MAC gearing up for new season despite traveling inconvenienceFor the Mitchell Aquatic Club, traveling to Huron for practice three times a week due to the closure of the Mitchell Middle School pool is an obvious inconvenience. But for the club’s four seniors, MAC coach Chuck Baechler hopes the long trip and reduced practice time isn’t also a hindrance. All four senior swimmers are in pursuit of college scholarships, and Baechler is doing whatever he can to make sure the pool closure doesn’t get in their way.
By: Matt Bunke, The Daily Republic
For the Mitchell Aquatic Club, traveling to Huron for practice three times a week due to the closure of the Mitchell Middle School pool is an obvious inconvenience.
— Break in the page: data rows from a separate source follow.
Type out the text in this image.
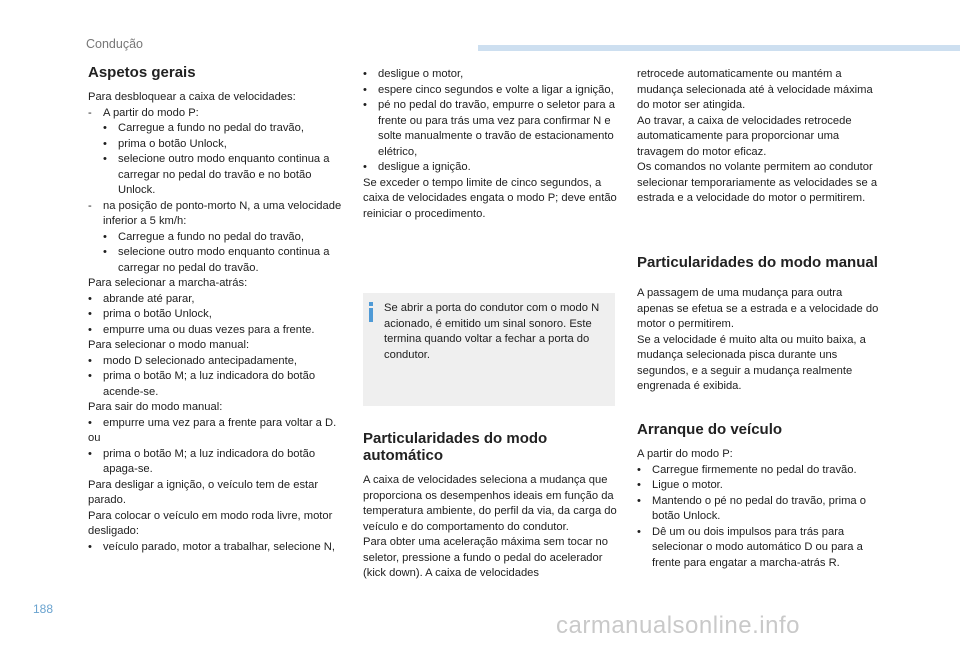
Condução
Aspetos gerais

Para desbloquear a caixa de velocidades:

- A partir do modo P:

• Carregue a fundo no pedal do travão,

• prima o botão Unlock,

• selecione outro modo enquanto continua a carregar no pedal do travão e no botão Unlock.

- na posição de ponto-morto N, a uma velocidade inferior a 5 km/h:

• Carregue a fundo no pedal do travão,

• selecione outro modo enquanto continua a carregar no pedal do travão.

Para selecionar a marcha-atrás:

• abrande até parar,

• prima o botão Unlock,

• empurre uma ou duas vezes para a frente.

Para selecionar o modo manual:

• modo D selecionado antecipadamente,

• prima o botão M; a luz indicadora do botão acende-se.

Para sair do modo manual:

• empurre uma vez para a frente para voltar a D.

ou

• prima o botão M; a luz indicadora do botão apaga-se.

Para desligar a ignição, o veículo tem de estar parado.

Para colocar o veículo em modo roda livre, motor desligado:

• veículo parado, motor a trabalhar, selecione N,

• desligue o motor,

• espere cinco segundos e volte a ligar a ignição,

• pé no pedal do travão, empurre o seletor para a frente ou para trás uma vez para confirmar N e solte manualmente o travão de estacionamento elétrico,

• desligue a ignição.

Se exceder o tempo limite de cinco segundos, a caixa de velocidades engata o modo P; deve então reiniciar o procedimento.

Se abrir a porta do condutor com o modo N acionado, é emitido um sinal sonoro. Este termina quando voltar a fechar a porta do condutor.
Particularidades do modo automático

A caixa de velocidades seleciona a mudança que proporciona os desempenhos ideais em função da temperatura ambiente, do perfil da via, da carga do veículo e do comportamento do condutor.

Para obter uma aceleração máxima sem tocar no seletor, pressione a fundo o pedal do acelerador (kick down). A caixa de velocidades

retrocede automaticamente ou mantém a mudança selecionada até à velocidade máxima do motor ser atingida.

Ao travar, a caixa de velocidades retrocede automaticamente para proporcionar uma travagem do motor eficaz.

Os comandos no volante permitem ao condutor selecionar temporariamente as velocidades se a estrada e a velocidade do motor o permitirem.

Particularidades do modo manual

A passagem de uma mudança para outra apenas se efetua se a estrada e a velocidade do motor o permitirem.

Se a velocidade é muito alta ou muito baixa, a mudança selecionada pisca durante uns segundos, e a seguir a mudança realmente engrenada é exibida.

Arranque do veículo

A partir do modo P:

• Carregue firmemente no pedal do travão.

• Ligue o motor.

• Mantendo o pé no pedal do travão, prima o botão Unlock.

• Dê um ou dois impulsos para trás para selecionar o modo automático D ou para a frente para engatar a marcha-atrás R.

188
carmanualsonline.info
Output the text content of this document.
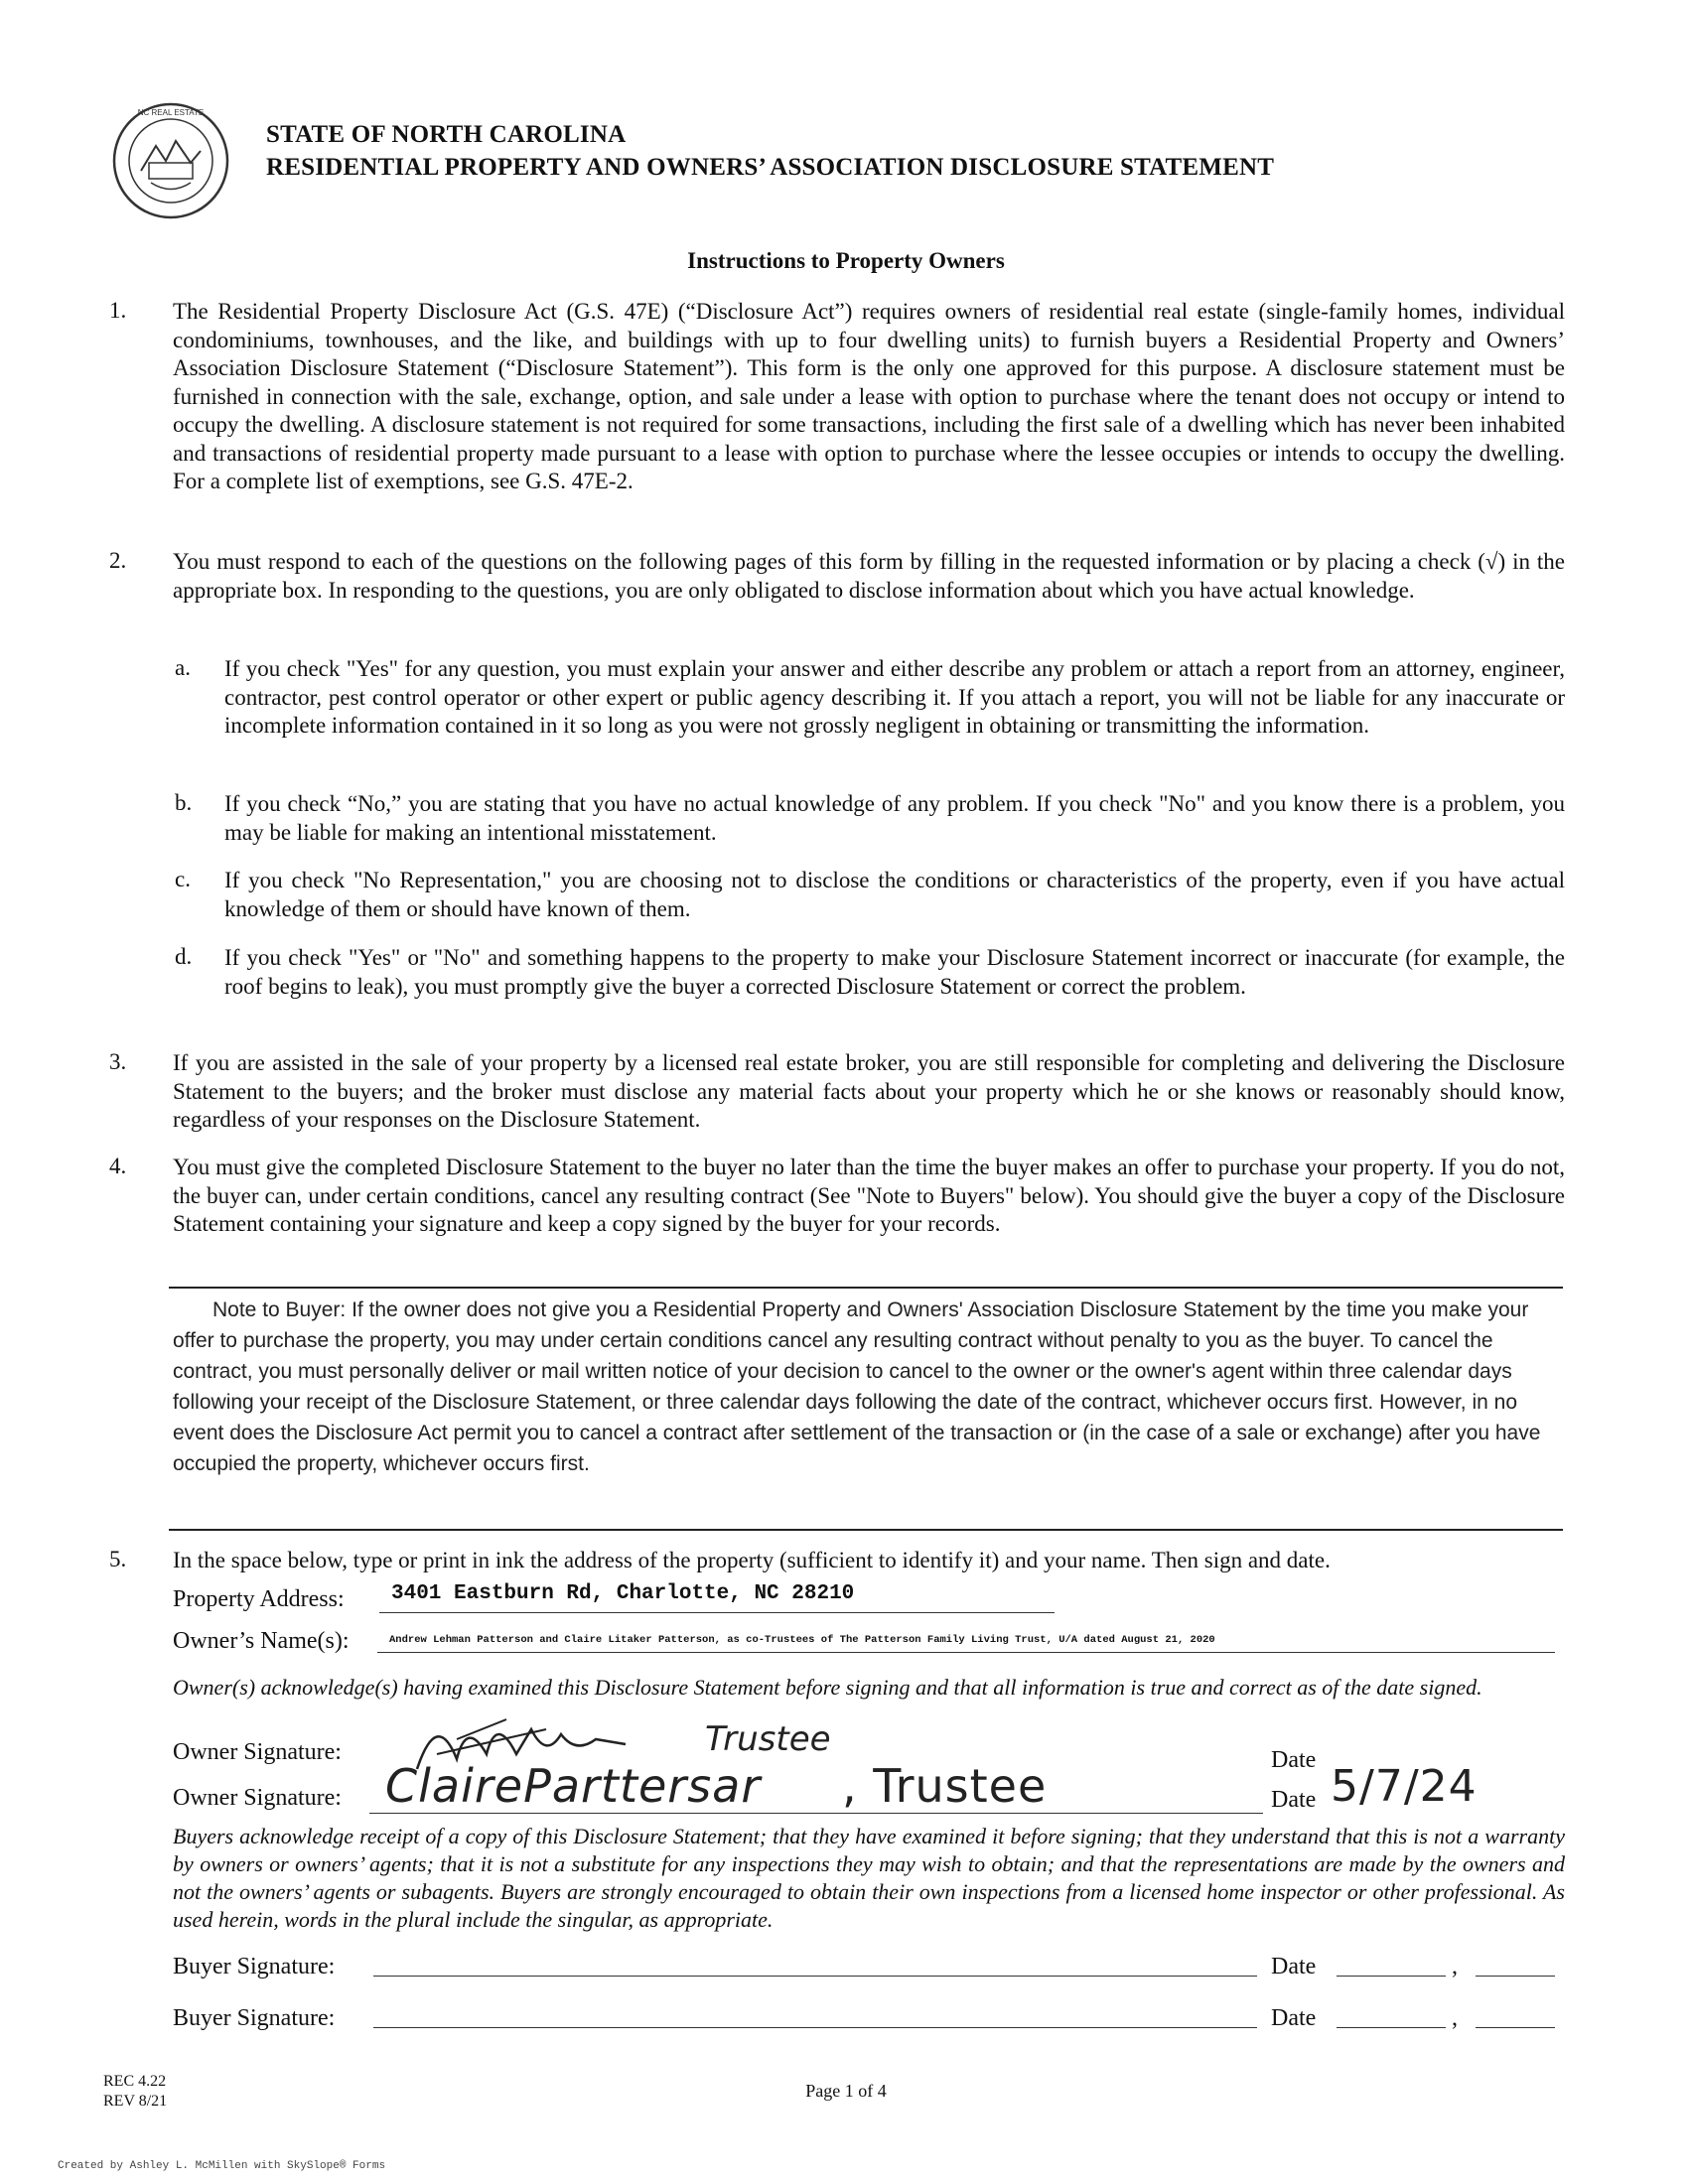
NC REAL ESTATE
STATE OF NORTH CAROLINA
RESIDENTIAL PROPERTY AND OWNERS’ ASSOCIATION DISCLOSURE STATEMENT
Instructions to Property Owners
1. The Residential Property Disclosure Act (G.S. 47E) (“Disclosure Act”) requires owners of residential real estate (single-family homes, individual condominiums, townhouses, and the like, and buildings with up to four dwelling units) to furnish buyers a Residential Property and Owners’ Association Disclosure Statement (“Disclosure Statement”). This form is the only one approved for this purpose. A disclosure statement must be furnished in connection with the sale, exchange, option, and sale under a lease with option to purchase where the tenant does not occupy or intend to occupy the dwelling. A disclosure statement is not required for some transactions, including the first sale of a dwelling which has never been inhabited and transactions of residential property made pursuant to a lease with option to purchase where the lessee occupies or intends to occupy the dwelling. For a complete list of exemptions, see G.S. 47E-2.
2. You must respond to each of the questions on the following pages of this form by filling in the requested information or by placing a check (√) in the appropriate box. In responding to the questions, you are only obligated to disclose information about which you have actual knowledge.
a. If you check "Yes" for any question, you must explain your answer and either describe any problem or attach a report from an attorney, engineer, contractor, pest control operator or other expert or public agency describing it. If you attach a report, you will not be liable for any inaccurate or incomplete information contained in it so long as you were not grossly negligent in obtaining or transmitting the information.
b. If you check “No,” you are stating that you have no actual knowledge of any problem. If you check "No" and you know there is a problem, you may be liable for making an intentional misstatement.
c. If you check "No Representation," you are choosing not to disclose the conditions or characteristics of the property, even if you have actual knowledge of them or should have known of them.
d. If you check "Yes" or "No" and something happens to the property to make your Disclosure Statement incorrect or inaccurate (for example, the roof begins to leak), you must promptly give the buyer a corrected Disclosure Statement or correct the problem.
3. If you are assisted in the sale of your property by a licensed real estate broker, you are still responsible for completing and delivering the Disclosure Statement to the buyers; and the broker must disclose any material facts about your property which he or she knows or reasonably should know, regardless of your responses on the Disclosure Statement.
4. You must give the completed Disclosure Statement to the buyer no later than the time the buyer makes an offer to purchase your property. If you do not, the buyer can, under certain conditions, cancel any resulting contract (See "Note to Buyers" below). You should give the buyer a copy of the Disclosure Statement containing your signature and keep a copy signed by the buyer for your records.
Note to Buyer: If the owner does not give you a Residential Property and Owners' Association Disclosure Statement by the time you make your offer to purchase the property, you may under certain conditions cancel any resulting contract without penalty to you as the buyer. To cancel the contract, you must personally deliver or mail written notice of your decision to cancel to the owner or the owner's agent within three calendar days following your receipt of the Disclosure Statement, or three calendar days following the date of the contract, whichever occurs first. However, in no event does the Disclosure Act permit you to cancel a contract after settlement of the transaction or (in the case of a sale or exchange) after you have occupied the property, whichever occurs first.
5. In the space below, type or print in ink the address of the property (sufficient to identify it) and your name. Then sign and date.
Property Address: 3401 Eastburn Rd, Charlotte, NC 28210
Owner’s Name(s):	Andrew Lehman Patterson and Claire Litaker Patterson, as co-Trustees of The Patterson Family Living Trust, U/A dated August 21, 2020
Owner(s) acknowledge(s) having examined this Disclosure Statement before signing and that all information is true and correct as of the date signed.
Owner Signature:	Trustee
Date
Owner Signature: ClaireParttersar , Trustee	Date 5/7/24
Buyers acknowledge receipt of a copy of this Disclosure Statement; that they have examined it before signing; that they understand that this is not a warranty by owners or owners’ agents; that it is not a substitute for any inspections they may wish to obtain; and that the representations are made by the owners and not the owners’ agents or subagents. Buyers are strongly encouraged to obtain their own inspections from a licensed home inspector or other professional. As used herein, words in the plural include the singular, as appropriate.
Buyer Signature:	Date	,
Buyer Signature:	Date	,
REC 4.22
REV 8/21
Page 1 of 4
Created by Ashley L. McMillen with SkySlope® Forms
But for the club’s four seniors, MAC coach Chuck Baechler hopes the long trip and reduced practice time isn’t also a hindrance.
All four senior swimmers are in pursuit of college scholarships, and Baechler is doing whatever he can to make sure the pool closure doesn’t get in their way.
“I can’t honestly say it’s been a hindrance to them, but I can say I’ve spent more time on the phone with college coaches explaining what’s going on and why their performance and rate of improvement is not at the same level as in the past,” Baechler said. “I’m not making excuses, but I am providing an explanation.”
Baechler said as many 40 schools have been in pursuit of senior Josh Davis, and the same could be said of Andee Budahl before she committed to South Dakota State. Baechler also said he’s confident that despite the inconvenient practice schedule, seniors Mitchell Baye and Reid Determan will also earn college scholarships.
“Different kids have been affected in different ways,” Baechler said. “Hopefully, with the progress we’ve made toward getting our temporary pool up and running, we’ll still have plenty of time for the kids to put together a good season and get ready for sectionals. It’s going to be a more complicated season, but we can still have success at the level we’ve enjoyed before.”
Baechler said most college coaches have been understanding of the challenges faced by the Mitchell swimmers. Most, he added, have been impressed with their success despite their challenges.
And, if a college coach would choose to hold those challenges against Mitchell’s swimmers, Beachler said he “probably wouldn’t want his kids to be part of a program like that, anyway.”
Baechler said he expects his seniors to be strong leaders this year, as well as a talented crop of juniors. But, as has been the case in recent years, Mitchell will also have a large group of younger swimmers, including many new ones who joined a program that didn’t even have a pool at the time. Those new swimmers are important additions for a program that faced a good deal of uncertainty over much of the last year.
“We actually added swimmers just based on the success the team has had,” Baechler said of his team, which has consistently been finishing in the top three in the state in recent seasons. “I’m extremely upbeat with the prospects for the future. Once we have control of our schedule and access to our pool, our team has a lot of room to grow.”
Mitchell has 83 kids in the program this season, which Baechler said is close to an all-time high. Two years ago, Baechler said that number was approaching 100, but that included the youngest swimmers in the Minnows program, which has since been eliminated.
Baechler said much of the program’s growing popularity is likely due to the success many of his swimmers are having at the collegiate levels. Katie Budahl is enjoying a record-breaking career at South Dakota State and Kyle Margheim recently finished his career at Southwest Missouri State.
Shea Patrick is now excelling in his freshman year at SDSU, Cody Horton is having a nice freshman year at South Dakota and Amelia Ladd is doing the same at Luther College. That type of success is likely fueling interest in Mitchell’s program.
“We really have some great new families joining the team and some very good young swimmers developing,” Baechler said. “We just seem to be adding kids. As the success of the team grows … our kids see that kind of success, even beyond our own program, and I really think word is getting around in the community.”